What was the ‘tank’ that delivered the Clarkson petition to the BBC? Can a tracked vehicle be driven on the public highway? THE Top Gear petition, organised by political blogger Guido Fawkes, featured a figure dressed as The Stig — clutching a petition of one million names calling for Jeremy Clarkson to be reinstated — atop an Abbot self-propelled gun (SPG).

It was one of a fleet of armoured vehicles owned by Nick Mead, proprietor of Tanks A Lot, who hires out vehicles for tank driving days, film props, weddings, etc.

It’s legal to drive a roadworthy tracked vehicle on a public highway, but the Metropolit­an police issued an advisory in case onlookers were alarmed by the sight of a tank rolling through the capital.

It read: ‘There is a self-propelled gun/ armoured vehicle being driven through the streets of Central London this morning making its way to the Broadcasti­ng House in Portland Place.’

Strictly speaking, an SPG differs from a tank in that it isn’t intended to engage other armour, but fire over a greater distance, as artillery which doesn’t have to be towed.

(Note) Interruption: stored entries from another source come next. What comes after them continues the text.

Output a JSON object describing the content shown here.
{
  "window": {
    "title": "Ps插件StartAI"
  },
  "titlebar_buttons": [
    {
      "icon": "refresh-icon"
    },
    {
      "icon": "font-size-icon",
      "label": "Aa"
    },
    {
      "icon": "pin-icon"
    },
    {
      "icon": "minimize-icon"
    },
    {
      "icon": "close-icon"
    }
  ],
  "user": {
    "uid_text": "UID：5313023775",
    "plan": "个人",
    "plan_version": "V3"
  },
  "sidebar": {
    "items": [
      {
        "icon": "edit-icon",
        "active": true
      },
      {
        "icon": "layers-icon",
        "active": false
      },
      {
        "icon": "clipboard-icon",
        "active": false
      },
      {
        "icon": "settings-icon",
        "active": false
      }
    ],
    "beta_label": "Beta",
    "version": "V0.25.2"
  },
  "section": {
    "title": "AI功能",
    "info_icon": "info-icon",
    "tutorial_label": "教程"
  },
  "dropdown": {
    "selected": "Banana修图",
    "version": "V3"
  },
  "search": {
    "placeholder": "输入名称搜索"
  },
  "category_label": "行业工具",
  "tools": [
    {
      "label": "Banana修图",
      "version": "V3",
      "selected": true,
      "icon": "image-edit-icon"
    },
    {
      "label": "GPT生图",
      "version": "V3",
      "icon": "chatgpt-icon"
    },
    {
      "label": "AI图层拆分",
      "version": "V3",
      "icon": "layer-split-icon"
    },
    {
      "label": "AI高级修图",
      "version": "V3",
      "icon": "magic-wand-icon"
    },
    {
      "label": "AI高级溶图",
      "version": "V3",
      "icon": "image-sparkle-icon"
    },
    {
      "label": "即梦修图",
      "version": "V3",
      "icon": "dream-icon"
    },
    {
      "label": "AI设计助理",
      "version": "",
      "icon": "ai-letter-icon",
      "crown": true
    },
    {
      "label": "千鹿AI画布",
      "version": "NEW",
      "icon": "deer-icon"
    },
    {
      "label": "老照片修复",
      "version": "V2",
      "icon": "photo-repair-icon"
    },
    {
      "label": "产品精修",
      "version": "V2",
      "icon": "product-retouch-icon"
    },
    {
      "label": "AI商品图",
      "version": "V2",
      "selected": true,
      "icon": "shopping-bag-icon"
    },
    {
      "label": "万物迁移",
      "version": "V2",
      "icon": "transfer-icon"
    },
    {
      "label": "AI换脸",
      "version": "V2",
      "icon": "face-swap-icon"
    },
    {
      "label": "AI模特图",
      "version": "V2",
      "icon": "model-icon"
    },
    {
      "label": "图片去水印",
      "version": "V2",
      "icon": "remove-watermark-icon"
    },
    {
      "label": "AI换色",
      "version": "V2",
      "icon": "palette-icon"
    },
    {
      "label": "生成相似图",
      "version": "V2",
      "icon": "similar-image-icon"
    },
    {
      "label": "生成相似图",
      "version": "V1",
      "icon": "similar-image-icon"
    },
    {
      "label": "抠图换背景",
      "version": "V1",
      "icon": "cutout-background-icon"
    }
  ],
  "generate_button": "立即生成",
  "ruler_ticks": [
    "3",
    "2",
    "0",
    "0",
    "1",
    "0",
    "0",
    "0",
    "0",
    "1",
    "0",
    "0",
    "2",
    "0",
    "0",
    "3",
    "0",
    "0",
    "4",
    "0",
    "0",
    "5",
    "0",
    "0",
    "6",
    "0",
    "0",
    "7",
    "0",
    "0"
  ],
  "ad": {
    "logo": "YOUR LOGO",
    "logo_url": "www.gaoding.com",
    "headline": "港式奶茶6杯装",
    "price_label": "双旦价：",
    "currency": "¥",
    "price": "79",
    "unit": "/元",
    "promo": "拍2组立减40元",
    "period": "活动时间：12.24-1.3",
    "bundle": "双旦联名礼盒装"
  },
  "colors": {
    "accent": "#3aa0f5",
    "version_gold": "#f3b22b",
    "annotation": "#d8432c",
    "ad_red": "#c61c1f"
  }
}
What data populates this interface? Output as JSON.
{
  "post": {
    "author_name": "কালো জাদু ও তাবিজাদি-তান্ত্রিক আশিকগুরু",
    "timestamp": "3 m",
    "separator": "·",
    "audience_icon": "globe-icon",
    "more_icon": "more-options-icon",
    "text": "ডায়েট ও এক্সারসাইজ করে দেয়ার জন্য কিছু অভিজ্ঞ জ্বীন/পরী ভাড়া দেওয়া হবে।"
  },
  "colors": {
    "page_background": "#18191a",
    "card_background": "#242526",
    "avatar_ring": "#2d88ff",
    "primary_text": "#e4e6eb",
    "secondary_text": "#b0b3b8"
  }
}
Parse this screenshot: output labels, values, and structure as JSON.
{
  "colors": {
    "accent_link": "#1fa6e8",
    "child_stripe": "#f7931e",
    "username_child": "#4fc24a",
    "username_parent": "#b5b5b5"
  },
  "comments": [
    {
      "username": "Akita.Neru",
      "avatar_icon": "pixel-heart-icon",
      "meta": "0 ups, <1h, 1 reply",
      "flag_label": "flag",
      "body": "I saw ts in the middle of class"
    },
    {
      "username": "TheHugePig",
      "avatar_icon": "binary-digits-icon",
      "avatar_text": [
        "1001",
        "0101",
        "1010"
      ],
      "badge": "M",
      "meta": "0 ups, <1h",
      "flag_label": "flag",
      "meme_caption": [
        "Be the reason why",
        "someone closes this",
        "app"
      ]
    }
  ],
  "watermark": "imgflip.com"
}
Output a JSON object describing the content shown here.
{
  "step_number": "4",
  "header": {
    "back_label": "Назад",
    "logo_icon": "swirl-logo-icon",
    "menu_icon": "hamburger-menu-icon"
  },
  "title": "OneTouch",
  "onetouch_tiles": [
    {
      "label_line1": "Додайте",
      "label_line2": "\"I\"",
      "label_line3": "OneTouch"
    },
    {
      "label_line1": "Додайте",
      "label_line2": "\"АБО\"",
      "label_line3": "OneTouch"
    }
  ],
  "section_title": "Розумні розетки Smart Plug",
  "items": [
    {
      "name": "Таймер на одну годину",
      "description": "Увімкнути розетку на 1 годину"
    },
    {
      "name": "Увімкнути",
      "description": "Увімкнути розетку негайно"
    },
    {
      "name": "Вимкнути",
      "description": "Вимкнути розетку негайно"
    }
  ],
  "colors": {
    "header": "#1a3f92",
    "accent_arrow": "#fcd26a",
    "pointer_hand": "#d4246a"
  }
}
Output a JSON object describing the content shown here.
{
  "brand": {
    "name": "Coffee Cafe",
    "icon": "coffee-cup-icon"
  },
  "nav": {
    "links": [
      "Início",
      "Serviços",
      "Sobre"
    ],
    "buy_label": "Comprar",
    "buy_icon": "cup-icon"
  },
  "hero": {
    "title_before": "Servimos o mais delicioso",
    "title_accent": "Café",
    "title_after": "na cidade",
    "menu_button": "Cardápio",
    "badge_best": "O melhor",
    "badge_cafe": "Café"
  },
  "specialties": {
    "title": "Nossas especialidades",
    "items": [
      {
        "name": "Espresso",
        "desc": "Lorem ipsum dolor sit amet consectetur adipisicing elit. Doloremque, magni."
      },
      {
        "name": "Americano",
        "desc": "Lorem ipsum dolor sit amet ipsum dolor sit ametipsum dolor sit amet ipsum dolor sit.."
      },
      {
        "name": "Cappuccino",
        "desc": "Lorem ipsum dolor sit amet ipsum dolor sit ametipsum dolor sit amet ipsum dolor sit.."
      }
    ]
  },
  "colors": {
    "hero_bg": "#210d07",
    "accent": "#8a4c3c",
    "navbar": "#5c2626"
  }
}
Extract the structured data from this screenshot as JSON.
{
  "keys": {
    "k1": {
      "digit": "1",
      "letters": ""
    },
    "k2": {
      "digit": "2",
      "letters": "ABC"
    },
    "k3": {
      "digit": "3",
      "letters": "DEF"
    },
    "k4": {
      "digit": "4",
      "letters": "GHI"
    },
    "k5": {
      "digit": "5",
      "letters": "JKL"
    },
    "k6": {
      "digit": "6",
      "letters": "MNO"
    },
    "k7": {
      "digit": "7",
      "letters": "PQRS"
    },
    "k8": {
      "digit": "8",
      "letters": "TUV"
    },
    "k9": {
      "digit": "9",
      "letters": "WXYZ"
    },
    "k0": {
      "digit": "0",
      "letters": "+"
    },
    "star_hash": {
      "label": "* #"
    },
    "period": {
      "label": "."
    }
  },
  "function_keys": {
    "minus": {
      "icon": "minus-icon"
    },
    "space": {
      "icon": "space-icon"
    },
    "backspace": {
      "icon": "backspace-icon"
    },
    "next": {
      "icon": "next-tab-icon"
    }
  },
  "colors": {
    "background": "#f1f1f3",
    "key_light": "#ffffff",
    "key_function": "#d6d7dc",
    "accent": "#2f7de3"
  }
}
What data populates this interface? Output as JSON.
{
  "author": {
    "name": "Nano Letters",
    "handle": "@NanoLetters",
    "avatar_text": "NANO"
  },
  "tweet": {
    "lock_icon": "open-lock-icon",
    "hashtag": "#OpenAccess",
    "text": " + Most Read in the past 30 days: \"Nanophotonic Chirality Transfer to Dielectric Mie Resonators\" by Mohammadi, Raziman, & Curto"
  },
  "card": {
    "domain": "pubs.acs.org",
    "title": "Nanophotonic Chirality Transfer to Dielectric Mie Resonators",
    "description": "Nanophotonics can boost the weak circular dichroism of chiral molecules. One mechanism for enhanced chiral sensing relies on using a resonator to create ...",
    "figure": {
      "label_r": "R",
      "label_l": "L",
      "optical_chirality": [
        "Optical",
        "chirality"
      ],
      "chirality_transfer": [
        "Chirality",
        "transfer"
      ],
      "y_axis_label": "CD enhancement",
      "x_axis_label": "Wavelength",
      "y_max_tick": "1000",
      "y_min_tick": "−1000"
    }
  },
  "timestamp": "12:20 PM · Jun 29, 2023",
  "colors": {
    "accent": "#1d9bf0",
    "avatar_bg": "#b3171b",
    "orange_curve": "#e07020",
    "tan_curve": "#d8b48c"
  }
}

The FV433 Abbot was a British SPG that followed the tradition of naming such fighting vehicles after ecclesiast­ical titles. Others include the Bishop, Deacon and Sexton. The Abbot was created to conform with Nato’s standardis­ation agreement. It conforms to a standard 105mm muzzle calibre, using the existing FV430 chassis to mount a rotating turret, rather than develop a new vehicle from scratch.

Production started at Vickers Armstrong in Newcastle upon Tyne and the first vehicles entered service with the Army in 1965. It proved popular, being both fast and manoeuvrab­le. It carried 40 shells, including six high-explosive squash head (HESH), with a nine-mile range. Secondary armament was a 7.62 mm L4A4 MG machine gun.

By 1990, the Army had 151 Abbots in service, based in Canada, Britain and West Germany. It was replaced in service by the British AS-90 155mm SPG.

Ade Gill, Monmouth. TANKS can be declared road-legal once owners deactivate any weapons and fit rubber tracks. If the tank is more than 25 years old, it doesn’t require an MoT certificat­e and, depending on size, weight and intended use, might also be exempt from road tax. A special H driving licence, usually obtained for tractors but covering other specialist vehicles such as tanks, is required to drive such a vehicle on British roads.

Paul Gerrard, Cromer, Norfolk.

QUESTION

During World War II, Germany had its allegedly escape-proof Colditz Castle. Was there a UK equivalent? Were any German or Italian prisoners habitual escapees? Did any make ‘home runs’? THERE were about 650,000 German and Italian PoWs in Britain during World War II. Prisoners progressed through a series of camps, where their political allegiance­s were determined.

Non-Nazis were graded ‘white’, dubious cases were ‘grey’ and hardened Nazis were ‘black’. Inmates wore patches with these colours so they were known as such.

These PoWs were housed in commandeer­ed stately homes, old Army barracks or hastily thrown-together huddles of huts, often built by the prisoners themselves. There were about 1,500 of these. Officially no ‘home runs’ were made from Britain.

The most notorious was Camp 21, Cultybragg­an, Comrie, Perthshire, which held 4,500 of the most extreme Nazis.

In December 1944, it was the scene of the brutal murder of interprete­r Feldwebel Wolfgang Rosterg, who had been sent there by mistake and was accused of exposing a mass escape plan from another camp. He was tortured and beaten before being hanged in Cultybragg­an’s bathhouse.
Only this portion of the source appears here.